L’indemnité d’occupation due par la société MAGIQUE CONSTRUCTION depuis l’acquisition de la clause résolutoire et jusqu’à la libération effective des lieux par la remise des clés, sera fixée à titre provisionnel au montant du loyer contractuel, outre les charges, taxes et accessoires.
S’agissant du paiement, par provision, de l’arriéré locatif, il convient de rappeler qu’une demande en paiement de provision au titre d'une créance non sérieusement contestable relève du pouvoir du juge des référés sans condition de l'existence d'une urgence, aux termes de l’article 835 du code de procédure civile. Le montant de la provision allouée en référé n'a d'autre limite que le montant non sérieusement contestable de la dette alléguée
Aux termes de l'article 1353 du code civil, c'est à celui qui réclame l'exécution d'une obligation de la prouver et à celui qui se prétend libéré de justifier le paiement ou le fait qui a produit l'extinction de son obligation.

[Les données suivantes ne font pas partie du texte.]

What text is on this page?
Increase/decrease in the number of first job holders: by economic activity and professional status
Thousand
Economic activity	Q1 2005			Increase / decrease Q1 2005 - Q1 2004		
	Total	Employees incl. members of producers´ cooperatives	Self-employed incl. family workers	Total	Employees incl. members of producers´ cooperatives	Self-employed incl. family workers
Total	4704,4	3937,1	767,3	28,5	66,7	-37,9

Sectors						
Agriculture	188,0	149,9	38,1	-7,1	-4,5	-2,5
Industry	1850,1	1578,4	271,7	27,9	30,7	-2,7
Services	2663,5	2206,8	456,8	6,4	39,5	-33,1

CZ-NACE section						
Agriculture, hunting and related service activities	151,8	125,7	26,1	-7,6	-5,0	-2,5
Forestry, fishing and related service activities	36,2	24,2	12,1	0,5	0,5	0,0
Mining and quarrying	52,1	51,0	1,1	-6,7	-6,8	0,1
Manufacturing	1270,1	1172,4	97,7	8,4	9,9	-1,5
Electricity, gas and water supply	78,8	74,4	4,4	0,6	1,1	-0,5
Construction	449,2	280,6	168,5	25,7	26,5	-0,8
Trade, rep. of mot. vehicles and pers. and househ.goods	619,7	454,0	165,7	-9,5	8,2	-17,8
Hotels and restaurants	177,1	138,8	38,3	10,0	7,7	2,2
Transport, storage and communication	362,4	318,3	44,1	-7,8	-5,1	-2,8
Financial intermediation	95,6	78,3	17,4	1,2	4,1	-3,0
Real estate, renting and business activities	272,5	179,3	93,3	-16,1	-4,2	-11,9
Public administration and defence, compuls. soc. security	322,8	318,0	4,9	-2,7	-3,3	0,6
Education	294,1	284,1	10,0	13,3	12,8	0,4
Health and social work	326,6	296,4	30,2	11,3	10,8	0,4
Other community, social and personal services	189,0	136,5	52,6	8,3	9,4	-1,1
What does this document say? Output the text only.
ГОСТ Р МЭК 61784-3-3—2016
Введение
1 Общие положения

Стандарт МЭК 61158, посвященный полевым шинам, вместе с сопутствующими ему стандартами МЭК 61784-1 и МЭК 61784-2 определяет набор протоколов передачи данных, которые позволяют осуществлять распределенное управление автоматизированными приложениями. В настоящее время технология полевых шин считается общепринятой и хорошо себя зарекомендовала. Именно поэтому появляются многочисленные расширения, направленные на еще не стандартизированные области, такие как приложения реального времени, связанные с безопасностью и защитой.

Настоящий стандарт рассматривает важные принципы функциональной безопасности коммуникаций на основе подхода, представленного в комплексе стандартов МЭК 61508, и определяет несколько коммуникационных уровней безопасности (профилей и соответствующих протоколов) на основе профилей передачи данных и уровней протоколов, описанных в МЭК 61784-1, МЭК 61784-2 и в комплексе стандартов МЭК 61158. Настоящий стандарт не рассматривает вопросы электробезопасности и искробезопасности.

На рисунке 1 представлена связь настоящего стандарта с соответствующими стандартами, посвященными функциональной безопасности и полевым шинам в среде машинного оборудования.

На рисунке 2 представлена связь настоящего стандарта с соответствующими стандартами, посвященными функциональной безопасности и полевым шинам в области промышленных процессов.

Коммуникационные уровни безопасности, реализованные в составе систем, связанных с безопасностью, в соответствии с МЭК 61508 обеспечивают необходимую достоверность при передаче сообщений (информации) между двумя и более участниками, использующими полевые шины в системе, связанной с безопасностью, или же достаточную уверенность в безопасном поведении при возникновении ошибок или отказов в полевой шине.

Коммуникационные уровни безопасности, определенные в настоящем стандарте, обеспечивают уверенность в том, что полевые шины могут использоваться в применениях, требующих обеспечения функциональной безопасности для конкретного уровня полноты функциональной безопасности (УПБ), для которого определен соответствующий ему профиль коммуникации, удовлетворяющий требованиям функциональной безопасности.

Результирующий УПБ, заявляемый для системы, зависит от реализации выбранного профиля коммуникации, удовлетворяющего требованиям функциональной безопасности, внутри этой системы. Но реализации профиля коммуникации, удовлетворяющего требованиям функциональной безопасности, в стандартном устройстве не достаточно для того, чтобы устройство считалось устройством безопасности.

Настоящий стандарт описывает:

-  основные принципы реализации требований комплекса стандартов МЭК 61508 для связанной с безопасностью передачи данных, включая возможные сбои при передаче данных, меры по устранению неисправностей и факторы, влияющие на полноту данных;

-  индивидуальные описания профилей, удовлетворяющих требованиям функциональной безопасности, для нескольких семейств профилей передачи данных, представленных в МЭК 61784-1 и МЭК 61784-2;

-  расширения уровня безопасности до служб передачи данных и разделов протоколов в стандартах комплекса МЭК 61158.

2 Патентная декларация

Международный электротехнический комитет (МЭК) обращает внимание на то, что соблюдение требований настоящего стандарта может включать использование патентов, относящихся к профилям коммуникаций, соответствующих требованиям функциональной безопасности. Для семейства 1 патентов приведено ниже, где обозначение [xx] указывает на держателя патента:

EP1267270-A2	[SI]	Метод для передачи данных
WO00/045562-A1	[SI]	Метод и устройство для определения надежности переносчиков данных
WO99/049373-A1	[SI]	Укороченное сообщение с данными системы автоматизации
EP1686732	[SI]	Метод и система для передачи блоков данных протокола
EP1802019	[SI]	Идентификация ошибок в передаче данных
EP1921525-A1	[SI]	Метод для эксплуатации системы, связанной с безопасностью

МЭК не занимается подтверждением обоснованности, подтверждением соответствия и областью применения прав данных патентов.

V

En l’espèce, au vu du décompte produit par la SCI PASCAL COME, l'obligation de la société MAGIQUE CONSTRUCTION au titre des loyers, charges, taxes, accessoires et indemnités d’occupation n'est pas sérieusement contestable à hauteur de 2.520 euros au titre de l'arriéré locatif arrêté au mois de décembre 2023 inclus, date d’acquisition de la clause résolutoire, somme au paiement de laquelle il convient de condamner la société MAGIQUE CONSTRUCTION.
Sur les autres demandes
L’équité commande d’indemniser la SCI PASCAL COME de ses frais irrépétibles et de condamner la société MAGIQUE CONSTRUCTION à lui payer la somme de 1.000 euros en application de l’article 700 du code de procédure civile.
La société MAGIQUE CONSTRUCTION, qui succombe, doit supporter la charge des dépens.
PAR CES MOTIFS
Statuant après débats en audience publique, par ordonnance réputée contradictoire, assortie de plein droit de l’exécution provisoire, susceptible d'appel, rendue par mise à disposition au greffe,
CONSTATONS l’acquisition de la clause résolutoire insérée au bail à la date du 20 décembre 2023 ;
ORDONNONS, à défaut de restitution volontaire des lieux dans les quinze jours de la signification de la présente ordonnance, l’expulsion de la société MAGIQUE CONSTRUCTION et de tout occupant de son chef des lieux situés situé 99 Rue d’Amboile, entrée au 19 rue du Moulin à Vent 94430 CHENNEVIERES, avec le concours, en tant que de besoin, de la force publique et d’un serrurier ;
DISONS, en cas de besoin, que les meubles se trouvant sur les lieux seront remis aux frais de la personne expulsée dans un lieu désigné par elle et qu’à défaut, ils seront laissés sur place ou entreposés en un autre lieu approprié et décrits avec précision par l’huissier chargé de l’exécution, avec sommation à la personne expulsée d’avoir à les retirer dans un délai de quatre semaines à l’expiration duquel il sera procédé à leur mise en vente aux enchères publiques, sur autorisation du juge de l’exécution, ce conformément à ce que prévoient les dispositions du code des procédures civiles d’exécution sur ce point ;
FIXONS à titre provisionnel l’indemnité d’occupation due par la société MAGIQUE CONSTRUCTION, à compter de la résiliation du bail et jusqu’à la libération effective des lieux par la remise des clés, à une somme égale au montant du loyer contractuel, outre les taxes, charges, accessoires et indexation ;
CONDAMNONS la société MAGIQUE CONSTRUCTION à la payer ;
CONDAMNONS par provision la société MAGIQUE CONSTRUCTION à payer à la SCI PASCAL COME la somme de 2.520 euros au titre au titre du solde des loyers, charges, accessoires arriérés au mois de décembre 2023 inclus ;
CONDAMNONS la société MAGIQUE CONSTRUCTION à payer à la SCI PASCAL COME la somme de 1.000 euros par application des dispositions de l'article 700 du code de procédure civile ;
CONDAMNONS la société MAGIQUE CONSTRUCTION aux entiers dépens, en ce compris notamment le coût du commandement de payer du 20 novembre 2023 ;
REJETONS toutes les autres demandes ;
RAPPELONS que l'ordonnance de référé rendue en matière de clause résolutoire insérée dans le bail commercial a autorité de chose jugée provisoire et est exécutoire à titre provisoire.